Steve Jobs n'échappe donc pas à la polémique, ce qui avait déjà été le cas de Jobs, autre biopic cette fois-ci non autorisé, dans lequel Ashton Kutcher incarnait le PDG d'Apple.

Paradoxalement, la version de Danny Boyle, qui met quant à elle en scène Michael Fassbender, apparaît comme plus romancée malgré son lien avec la biographie officielle d'Isaacson. Le film se focalise sur trois lancements de produits phares d'Apple - le Macintosh en 84, NeXT en 88 et l'iMac en 98 - et propose « davantage une analyse du personnage qu'une biographie » selon le Wall Street Journal.
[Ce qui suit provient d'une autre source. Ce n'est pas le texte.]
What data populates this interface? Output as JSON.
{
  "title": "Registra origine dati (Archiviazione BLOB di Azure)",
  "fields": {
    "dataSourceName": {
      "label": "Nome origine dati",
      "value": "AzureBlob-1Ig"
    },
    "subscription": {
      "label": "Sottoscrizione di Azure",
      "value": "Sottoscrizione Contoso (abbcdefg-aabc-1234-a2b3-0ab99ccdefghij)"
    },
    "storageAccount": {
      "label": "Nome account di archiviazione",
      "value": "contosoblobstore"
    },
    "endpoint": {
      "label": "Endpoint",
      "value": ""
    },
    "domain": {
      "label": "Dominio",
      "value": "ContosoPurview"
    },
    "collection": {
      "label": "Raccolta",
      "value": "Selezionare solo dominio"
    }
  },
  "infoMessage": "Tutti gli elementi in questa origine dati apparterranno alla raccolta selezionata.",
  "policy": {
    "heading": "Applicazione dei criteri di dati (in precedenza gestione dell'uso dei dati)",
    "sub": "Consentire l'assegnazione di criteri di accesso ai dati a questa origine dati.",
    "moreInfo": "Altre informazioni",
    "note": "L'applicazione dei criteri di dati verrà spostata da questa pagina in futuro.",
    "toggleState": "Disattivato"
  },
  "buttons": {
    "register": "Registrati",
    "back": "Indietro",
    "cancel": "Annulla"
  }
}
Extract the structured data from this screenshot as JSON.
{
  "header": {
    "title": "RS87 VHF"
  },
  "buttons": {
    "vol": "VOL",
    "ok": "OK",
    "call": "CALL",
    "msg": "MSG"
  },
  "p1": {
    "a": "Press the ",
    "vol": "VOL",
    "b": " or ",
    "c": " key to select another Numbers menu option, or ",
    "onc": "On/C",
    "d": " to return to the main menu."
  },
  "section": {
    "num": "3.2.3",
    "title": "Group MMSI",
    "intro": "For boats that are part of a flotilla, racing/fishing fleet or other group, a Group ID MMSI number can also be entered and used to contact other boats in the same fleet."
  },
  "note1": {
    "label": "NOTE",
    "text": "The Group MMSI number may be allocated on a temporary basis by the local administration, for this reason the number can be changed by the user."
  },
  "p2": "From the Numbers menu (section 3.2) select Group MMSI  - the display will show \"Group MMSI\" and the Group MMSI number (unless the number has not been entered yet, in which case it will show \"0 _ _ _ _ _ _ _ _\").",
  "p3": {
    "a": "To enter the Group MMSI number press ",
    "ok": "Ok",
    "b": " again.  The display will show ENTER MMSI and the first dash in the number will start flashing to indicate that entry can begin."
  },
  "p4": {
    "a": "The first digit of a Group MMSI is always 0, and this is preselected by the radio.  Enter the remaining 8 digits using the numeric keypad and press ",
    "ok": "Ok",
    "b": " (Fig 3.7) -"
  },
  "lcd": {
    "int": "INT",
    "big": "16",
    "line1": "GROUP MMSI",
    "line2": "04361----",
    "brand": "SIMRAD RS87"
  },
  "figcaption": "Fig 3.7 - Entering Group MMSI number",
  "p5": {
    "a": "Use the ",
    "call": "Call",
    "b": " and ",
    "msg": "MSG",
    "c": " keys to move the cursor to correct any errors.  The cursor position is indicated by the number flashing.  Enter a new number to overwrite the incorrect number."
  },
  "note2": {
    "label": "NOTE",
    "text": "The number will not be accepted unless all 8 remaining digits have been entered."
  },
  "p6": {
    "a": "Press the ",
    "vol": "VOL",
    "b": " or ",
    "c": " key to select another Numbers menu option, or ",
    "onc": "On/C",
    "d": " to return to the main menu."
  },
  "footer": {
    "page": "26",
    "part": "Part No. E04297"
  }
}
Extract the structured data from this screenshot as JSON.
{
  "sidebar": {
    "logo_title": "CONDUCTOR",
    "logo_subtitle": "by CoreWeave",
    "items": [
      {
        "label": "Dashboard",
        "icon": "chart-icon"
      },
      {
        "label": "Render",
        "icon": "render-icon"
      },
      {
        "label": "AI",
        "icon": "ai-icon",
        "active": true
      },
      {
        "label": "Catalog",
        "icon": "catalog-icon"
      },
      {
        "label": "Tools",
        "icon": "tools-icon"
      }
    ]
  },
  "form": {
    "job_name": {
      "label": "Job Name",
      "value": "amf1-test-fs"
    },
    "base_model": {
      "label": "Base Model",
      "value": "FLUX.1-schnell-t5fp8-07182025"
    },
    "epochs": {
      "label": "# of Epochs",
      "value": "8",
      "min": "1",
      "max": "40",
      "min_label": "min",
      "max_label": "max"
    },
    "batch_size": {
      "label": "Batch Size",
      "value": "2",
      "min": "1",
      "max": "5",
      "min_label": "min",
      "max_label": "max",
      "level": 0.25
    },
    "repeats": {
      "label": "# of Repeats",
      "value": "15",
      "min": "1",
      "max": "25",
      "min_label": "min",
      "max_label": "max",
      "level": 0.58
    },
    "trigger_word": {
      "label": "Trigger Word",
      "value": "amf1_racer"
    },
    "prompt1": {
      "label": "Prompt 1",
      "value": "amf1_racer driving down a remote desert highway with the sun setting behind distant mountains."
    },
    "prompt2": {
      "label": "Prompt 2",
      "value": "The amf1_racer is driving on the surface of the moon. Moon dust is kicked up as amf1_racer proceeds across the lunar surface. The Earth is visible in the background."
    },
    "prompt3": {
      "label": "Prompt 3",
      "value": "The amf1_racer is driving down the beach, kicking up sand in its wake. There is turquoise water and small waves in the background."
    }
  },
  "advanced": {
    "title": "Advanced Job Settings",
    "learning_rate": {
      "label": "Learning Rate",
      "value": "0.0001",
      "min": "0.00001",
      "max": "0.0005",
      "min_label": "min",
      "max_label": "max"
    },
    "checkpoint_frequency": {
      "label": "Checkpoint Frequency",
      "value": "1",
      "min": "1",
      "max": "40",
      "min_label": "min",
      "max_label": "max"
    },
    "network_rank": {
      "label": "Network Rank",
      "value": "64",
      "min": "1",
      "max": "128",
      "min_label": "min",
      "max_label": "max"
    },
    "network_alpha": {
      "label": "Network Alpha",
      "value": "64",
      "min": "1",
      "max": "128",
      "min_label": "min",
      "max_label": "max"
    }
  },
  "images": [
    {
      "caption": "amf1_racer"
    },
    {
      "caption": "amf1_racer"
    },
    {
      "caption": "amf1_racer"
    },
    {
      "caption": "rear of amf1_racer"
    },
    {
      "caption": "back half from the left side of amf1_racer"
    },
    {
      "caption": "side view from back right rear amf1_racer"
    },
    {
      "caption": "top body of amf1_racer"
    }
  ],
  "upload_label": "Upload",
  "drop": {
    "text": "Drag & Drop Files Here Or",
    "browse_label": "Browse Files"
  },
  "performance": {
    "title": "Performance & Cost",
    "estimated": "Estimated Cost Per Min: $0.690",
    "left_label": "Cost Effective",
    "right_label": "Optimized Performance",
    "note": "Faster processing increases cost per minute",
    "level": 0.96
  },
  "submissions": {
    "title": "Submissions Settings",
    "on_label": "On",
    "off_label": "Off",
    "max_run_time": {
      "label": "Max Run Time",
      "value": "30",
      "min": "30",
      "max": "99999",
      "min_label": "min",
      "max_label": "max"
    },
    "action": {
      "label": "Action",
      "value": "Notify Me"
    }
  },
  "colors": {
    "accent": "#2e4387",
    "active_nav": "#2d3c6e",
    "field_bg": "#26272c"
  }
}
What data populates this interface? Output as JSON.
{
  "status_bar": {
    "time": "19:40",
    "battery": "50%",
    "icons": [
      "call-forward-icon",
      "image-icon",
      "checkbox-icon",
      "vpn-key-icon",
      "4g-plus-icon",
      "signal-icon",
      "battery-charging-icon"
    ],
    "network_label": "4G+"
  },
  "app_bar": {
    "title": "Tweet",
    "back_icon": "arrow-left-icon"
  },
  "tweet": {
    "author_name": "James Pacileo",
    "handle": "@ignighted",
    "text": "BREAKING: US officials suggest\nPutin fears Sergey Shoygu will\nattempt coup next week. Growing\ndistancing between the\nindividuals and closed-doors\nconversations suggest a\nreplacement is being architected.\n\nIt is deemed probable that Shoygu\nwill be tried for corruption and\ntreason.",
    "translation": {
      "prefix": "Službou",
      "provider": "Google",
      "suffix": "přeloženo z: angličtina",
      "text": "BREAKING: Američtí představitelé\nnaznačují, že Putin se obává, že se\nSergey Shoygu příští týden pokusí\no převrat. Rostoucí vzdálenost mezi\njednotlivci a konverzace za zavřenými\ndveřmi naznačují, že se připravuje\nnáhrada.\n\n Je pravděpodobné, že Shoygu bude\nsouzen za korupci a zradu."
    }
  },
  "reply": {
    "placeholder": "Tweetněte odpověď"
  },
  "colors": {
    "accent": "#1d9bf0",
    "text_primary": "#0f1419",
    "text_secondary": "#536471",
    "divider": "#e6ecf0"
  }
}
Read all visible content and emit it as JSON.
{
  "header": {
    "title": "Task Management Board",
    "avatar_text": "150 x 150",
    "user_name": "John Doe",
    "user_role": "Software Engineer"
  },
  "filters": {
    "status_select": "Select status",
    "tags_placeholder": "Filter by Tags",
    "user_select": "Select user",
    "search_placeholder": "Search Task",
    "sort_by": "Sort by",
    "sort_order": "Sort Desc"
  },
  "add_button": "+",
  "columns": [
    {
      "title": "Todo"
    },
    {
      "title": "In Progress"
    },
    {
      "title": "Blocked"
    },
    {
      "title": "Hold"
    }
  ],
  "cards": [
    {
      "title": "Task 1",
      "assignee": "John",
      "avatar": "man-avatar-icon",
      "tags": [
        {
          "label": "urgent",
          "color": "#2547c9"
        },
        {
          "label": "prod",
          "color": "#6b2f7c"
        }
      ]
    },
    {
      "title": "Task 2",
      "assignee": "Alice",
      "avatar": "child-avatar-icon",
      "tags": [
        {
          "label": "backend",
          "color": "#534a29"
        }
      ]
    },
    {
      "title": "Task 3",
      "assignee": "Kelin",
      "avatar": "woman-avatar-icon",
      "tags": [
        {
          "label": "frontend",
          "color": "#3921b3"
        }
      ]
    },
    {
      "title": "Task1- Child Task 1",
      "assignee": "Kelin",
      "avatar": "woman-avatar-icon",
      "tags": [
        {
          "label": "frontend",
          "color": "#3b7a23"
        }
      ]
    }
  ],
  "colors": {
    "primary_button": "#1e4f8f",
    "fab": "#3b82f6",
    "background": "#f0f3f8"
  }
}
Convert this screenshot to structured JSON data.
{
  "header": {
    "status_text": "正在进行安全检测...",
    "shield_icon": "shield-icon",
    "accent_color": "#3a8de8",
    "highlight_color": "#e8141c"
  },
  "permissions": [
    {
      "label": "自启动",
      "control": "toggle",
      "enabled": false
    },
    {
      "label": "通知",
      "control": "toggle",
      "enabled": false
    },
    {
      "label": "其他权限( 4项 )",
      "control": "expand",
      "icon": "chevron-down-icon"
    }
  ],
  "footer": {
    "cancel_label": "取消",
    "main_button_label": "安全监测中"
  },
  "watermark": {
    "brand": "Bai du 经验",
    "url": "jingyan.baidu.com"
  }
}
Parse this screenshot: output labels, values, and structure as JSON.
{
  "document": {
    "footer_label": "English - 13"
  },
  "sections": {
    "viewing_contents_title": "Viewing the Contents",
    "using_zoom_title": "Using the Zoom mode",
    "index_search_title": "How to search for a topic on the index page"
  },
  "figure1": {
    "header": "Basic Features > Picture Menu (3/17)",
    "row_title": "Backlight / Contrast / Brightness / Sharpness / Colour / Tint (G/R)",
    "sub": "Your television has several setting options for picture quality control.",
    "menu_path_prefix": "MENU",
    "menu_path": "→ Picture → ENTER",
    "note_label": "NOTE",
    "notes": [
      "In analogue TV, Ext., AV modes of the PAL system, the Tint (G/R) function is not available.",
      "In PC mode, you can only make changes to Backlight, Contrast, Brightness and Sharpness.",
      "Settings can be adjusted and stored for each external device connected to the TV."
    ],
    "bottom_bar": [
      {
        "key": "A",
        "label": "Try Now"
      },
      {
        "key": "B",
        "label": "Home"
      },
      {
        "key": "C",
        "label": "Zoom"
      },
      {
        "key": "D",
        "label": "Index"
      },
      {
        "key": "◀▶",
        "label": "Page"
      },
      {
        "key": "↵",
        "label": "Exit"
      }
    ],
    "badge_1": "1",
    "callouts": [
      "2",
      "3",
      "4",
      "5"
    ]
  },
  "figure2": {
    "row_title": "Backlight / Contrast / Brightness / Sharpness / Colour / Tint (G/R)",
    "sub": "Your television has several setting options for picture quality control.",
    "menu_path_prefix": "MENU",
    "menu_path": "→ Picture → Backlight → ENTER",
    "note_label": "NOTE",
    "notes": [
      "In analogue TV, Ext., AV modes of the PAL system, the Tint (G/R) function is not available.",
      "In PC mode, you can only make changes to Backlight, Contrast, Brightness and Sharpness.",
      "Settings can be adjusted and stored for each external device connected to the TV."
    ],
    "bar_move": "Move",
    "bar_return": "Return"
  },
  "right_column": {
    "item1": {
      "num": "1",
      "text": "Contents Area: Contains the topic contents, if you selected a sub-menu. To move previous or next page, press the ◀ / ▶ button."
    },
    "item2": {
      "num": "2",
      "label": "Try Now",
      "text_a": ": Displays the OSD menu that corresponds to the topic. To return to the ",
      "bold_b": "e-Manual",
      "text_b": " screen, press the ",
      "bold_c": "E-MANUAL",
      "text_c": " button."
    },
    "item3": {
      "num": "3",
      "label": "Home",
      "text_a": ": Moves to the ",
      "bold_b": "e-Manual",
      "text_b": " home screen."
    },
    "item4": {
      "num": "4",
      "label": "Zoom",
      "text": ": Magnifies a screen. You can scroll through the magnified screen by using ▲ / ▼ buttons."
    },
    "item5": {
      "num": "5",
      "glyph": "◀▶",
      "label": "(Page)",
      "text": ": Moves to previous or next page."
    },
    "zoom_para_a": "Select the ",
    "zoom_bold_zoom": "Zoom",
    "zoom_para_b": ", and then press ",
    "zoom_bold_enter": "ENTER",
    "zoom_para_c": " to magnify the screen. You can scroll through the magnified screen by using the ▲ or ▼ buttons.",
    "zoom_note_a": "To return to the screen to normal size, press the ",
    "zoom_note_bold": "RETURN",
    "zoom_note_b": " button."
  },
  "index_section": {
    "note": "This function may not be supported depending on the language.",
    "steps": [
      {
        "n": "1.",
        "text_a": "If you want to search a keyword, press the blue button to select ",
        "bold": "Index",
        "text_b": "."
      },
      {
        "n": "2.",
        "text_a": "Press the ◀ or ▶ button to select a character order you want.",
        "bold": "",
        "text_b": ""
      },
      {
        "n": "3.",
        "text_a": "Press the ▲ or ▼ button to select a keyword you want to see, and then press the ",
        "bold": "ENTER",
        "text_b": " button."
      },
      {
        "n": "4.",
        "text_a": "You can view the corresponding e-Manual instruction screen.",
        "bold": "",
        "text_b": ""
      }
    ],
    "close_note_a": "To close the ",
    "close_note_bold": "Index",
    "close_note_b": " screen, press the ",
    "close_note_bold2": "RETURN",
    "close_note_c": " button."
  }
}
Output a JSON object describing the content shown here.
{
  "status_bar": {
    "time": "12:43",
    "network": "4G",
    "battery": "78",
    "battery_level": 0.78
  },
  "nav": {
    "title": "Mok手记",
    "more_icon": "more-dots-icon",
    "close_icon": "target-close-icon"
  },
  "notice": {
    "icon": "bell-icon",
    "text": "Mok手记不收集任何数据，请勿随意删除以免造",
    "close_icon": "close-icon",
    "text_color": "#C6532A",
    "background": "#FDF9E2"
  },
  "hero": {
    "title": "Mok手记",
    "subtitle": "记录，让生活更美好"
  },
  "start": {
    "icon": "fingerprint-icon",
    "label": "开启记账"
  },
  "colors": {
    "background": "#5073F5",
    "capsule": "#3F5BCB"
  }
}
Le scénariste Aaron Sorkin, déjà à l'origine du script de The Social Network, s'est d'ailleurs toujours défendu d'avoir voulu écrire un biopic traditionnel. Une démarche qui semble se confirmer, notamment avec l'ajout de nombreux dialogues percutants mais fictifs, notamment entre Jobs et Wozniak.


Les critiques s'accordent enfin à dire que Steve Jobs n'est pas dépeint comme la plus sympathique des personnes, ce que Steve Wozniak confirme. « Il s'agit moins de le voir mal agir avec d'autres personnes, que de le voir se tenir là en se souciant moins des autres que de lui-même, et en ayant du mal à avoir des sentiments. »

Pourtant, selon Fortune, « Le film travaille dur pour humaniser l'entrepreneur » en cherchant à justifier ses prises de décisions face à des problèmes constants, qu'ils soient personnels ou professionnels. « Tim Cook n'a vraiment rien à craindre, et Laurene Powell, qui s'oppose au projet depuis le début, non plus. » Le média encourage donc les détracteurs du film à le visionner avant d'en avoir une vision négative.

La sortie du film est prévue le 6 janvier 2016 en France.